Back Door Channels: The Price of Peace examines the 1979 Camp David Peace Accord and Treaty between Egypt and Israel. The documentary, directed by Harry Hunkele, mixes new interviews and archival footage, featuring President Jimmy Carter, Boutros Boutros-Ghali, Henry Kissinger, and many more. 
 
Clicking any of the title links above will take you to more information about the movie, theater location, and more.
 
 
Last Weekend's Indie Box Office
 
Kevin Hart: Laugh at My PainLet's rewind a few days and see what really caught on. Kevin Hart: Laugh at My Pain was the big hit, according to Box Office Mojo. As I detailed last week, the film documents Hart's wildly successful cross-country tour earlier this year, and features footage from a visit to his hometown of Philadelphia. Hart clearly has many loyal fans, who supported the opening weekend to the tune of $19,474 per screen, at 98 theaters in 25 markets, for a total of nearly $2 million. That instantly vaults it to #9 on the list of top-grossing comedy concert movies
 
"Those are pretty stunning numbers," writes Peter Kneght at indieWIRE. He reports: "The film was produced for only $750,000 by Jeff Clanagan, chief executive of noted independent production company Codeblack Entertainment, which distributed the movie domestically in AMC Theaters." The release will expand to 58 additional theaters next weekend. 
 
Formed in 2005, Codeblack Entertainment describes itself as "the first independent, vertically integrated African American-owned film studio," and says that they are focused on provided a "consistent stream of sophisticated urban themed programming that is distributed across theatrical, digital, broadcast and internet based platforms." In the past, Codeblack distributed titles such as Shadowboxer, the directorial debut of Lee Daniels, and Don't Trip, I'm Preaching to the Choir, a stand-up comedy film by Steve Harvey.
 
While the success of Kevin Hart: Laugh at My Pain is, indeed, stunning, it will be interesting to see where things progress from here, both for the company and the comedian.

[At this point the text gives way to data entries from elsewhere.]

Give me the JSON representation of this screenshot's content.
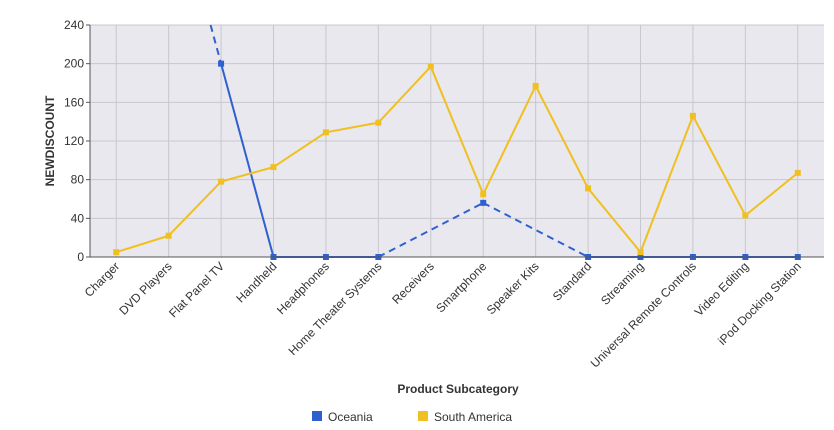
{
  "chart_data": {
    "type": "line",
    "xlabel": "Product Subcategory",
    "ylabel": "NEWDISCOUNT",
    "ylim": [
      0,
      240
    ],
    "yticks": [
      0,
      40,
      80,
      120,
      160,
      200,
      240
    ],
    "grid": true,
    "legend_position": "bottom",
    "categories": [
      "Charger",
      "DVD Players",
      "Flat Panel TV",
      "Handheld",
      "Headphones",
      "Home Theater Systems",
      "Receivers",
      "Smartphone",
      "Speaker Kits",
      "Standard",
      "Streaming",
      "Universal Remote Controls",
      "Video Editing",
      "iPod Docking Station"
    ],
    "series": [
      {
        "name": "Oceania",
        "color": "#3060d0",
        "values": [
          null,
          null,
          200,
          0,
          0,
          0,
          null,
          56,
          null,
          0,
          0,
          0,
          0,
          0
        ],
        "note_dashed_gap_interpolation": true
      },
      {
        "name": "South America",
        "color": "#f0c020",
        "values": [
          5,
          22,
          78,
          93,
          129,
          139,
          197,
          65,
          177,
          71,
          5,
          146,
          43,
          87
        ]
      }
    ]
  }
}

Codeblack didn't come out of the blue; it looks like they've kept their release plans modest, with a limited number of releases, which should ensure continued success. 
 
Hart's recently appeared on MTV's Video Music Awards, which may have raised awareness, but he admitted to Entertainment Weekly that he was "taken aback by the support of my fans." As for the future? "Instead of enjoying today, I’m thinking about two years later. I’m trying to become a mogul and this is the first step in doing that."